Hurra, wir leben doch!
Das Leben ist scheiße, aber WHITE LIES haben sich damit abgefunden. Besser als immer über den Tod zu singen.
Was die Sache mit dem Tod angeht, da ist sich Harry McVeigh erst nicht sicher. Aber dann ringt sich der Sänger und Gitarrist der White Lies doch zu einer Aussage durch: Nein, seiner unmaßgeblichen Meinung nach habe auf Ritual, dem zweiten Album der Band aus London, nicht ein einziger Song das Ende der menschlichen Existenz zum Thema.
Das war vor genau zwei Jahren auf ihrem Debütalbum noch ganz anders. Da musste sich das kaum der Pubertät entwachsene Trio aus Schulfreunden noch die Frage gefallen lassen, welcher der Songs denn nicht vom Tod erzählen würde. To Lose My Life, aufgenommen nachdem sich die Plattenfirmen ein altmodisches Wettbieten um die Band geliefert hatten, wurde trotzdem oder gerade deshalb ein Hit im Königreich. Mit Folgen: White Lies wurden zu den jugendlichen Stars des Joy-Division-Gedenkhypes um Bands wie Interpol oder Editors, obwohl sie stets beteuerten, eher von Tears For Fears beeinflusst worden zu sein.

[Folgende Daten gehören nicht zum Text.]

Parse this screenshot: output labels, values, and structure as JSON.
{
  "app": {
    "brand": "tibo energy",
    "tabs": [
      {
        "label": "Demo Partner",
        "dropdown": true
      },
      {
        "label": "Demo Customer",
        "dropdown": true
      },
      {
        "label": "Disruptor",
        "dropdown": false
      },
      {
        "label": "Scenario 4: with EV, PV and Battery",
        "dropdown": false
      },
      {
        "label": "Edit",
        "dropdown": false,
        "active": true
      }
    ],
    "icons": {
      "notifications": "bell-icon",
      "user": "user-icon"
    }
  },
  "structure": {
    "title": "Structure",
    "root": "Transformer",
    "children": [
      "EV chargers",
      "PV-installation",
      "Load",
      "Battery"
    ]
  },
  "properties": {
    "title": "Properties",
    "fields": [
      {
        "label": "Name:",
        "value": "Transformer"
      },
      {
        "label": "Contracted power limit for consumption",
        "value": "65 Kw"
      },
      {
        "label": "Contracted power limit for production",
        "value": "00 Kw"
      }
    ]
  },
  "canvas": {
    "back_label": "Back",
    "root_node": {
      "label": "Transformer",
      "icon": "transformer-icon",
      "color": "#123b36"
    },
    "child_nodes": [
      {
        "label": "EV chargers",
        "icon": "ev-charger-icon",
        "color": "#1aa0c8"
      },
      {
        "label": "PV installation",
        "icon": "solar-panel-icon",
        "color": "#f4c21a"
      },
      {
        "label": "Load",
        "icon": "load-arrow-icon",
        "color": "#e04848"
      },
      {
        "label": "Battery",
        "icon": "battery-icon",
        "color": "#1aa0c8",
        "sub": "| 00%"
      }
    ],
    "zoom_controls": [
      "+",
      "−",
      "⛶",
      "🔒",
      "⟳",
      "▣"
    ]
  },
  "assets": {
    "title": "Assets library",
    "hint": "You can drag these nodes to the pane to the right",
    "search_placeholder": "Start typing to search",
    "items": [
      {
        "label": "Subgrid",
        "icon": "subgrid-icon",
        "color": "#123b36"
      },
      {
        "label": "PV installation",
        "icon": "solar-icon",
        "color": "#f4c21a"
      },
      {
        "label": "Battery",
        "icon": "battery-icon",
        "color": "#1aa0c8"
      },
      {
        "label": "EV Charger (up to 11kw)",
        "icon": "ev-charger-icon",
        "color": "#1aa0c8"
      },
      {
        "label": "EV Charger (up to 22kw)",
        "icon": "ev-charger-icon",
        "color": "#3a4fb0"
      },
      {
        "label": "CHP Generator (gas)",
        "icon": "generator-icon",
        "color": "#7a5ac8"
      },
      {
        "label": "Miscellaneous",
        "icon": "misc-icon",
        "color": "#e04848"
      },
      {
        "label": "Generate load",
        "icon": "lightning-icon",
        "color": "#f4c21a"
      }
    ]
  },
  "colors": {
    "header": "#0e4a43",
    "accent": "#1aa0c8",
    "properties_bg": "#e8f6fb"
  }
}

Tatsächlich dürften White Lies den ewigen Vergleichen mit Joy Division, die McVeigh „allzu einfach“ nennt und „nie verstanden“ hat, mit Ritual vorläufig die Grundlage genommen haben. Die Stimmung wird zwar immer noch dominiert von einer gewissen morbiden Melancholie, aber der bisweilen etwas verhuschte Indierock-Sound ist ersetzt durch ein bombastisches Bollern, das keine Kosten, Mühen und Breitwandgitarren scheut. Aus einer wackligen Holzhütte ist ein schwergewichtiger Betonbunker geworden, der in einem schicken Stahlgrau schillert.
Für die Weiterentwicklung des Sounddesigns ist auch der Erfolg des Erstlings mitverantwortlich. Den neu gewonnenen Wohlstand nutzten McVeigh, Schlagzeuger Jack Lawrence-Brown und Bassist Charles Cave, der auch die Songs schreibt, vor allem zum Aufstocken ihrer Plattensammlung. Den größten Eindruck auf das eigene Klangbild hinterließ dabei The Fragile. Das Album von Nine Inch Nails sei, begeistert sich McVeigh, zwar von 1999, aber immer noch ein „akustisch atemberaubendes Album“.
So mischen White Lies nun fröhlich Samples, die McVeigh „harsch“ nennt, mit Streichern, die er als „organisch“ bezeichnet, und Gitarren, die man getrost als aufgeplustert bezeichnen darf. Das Ergebnis ist „sehr viel aggressiver“ als das erste Album, aber „zugleich aufbauend“. Vor allem aber setzt Ritual auf die große Gesten und verführerischen Pathos. „Das Leben ist doch immer scheiße“, sagt McVeigh und lächelt nun doch mal, „mit der Musik kann man davor flüchten.“ Oder mit dem Tod, aber der war ja diesmal nicht das Thema.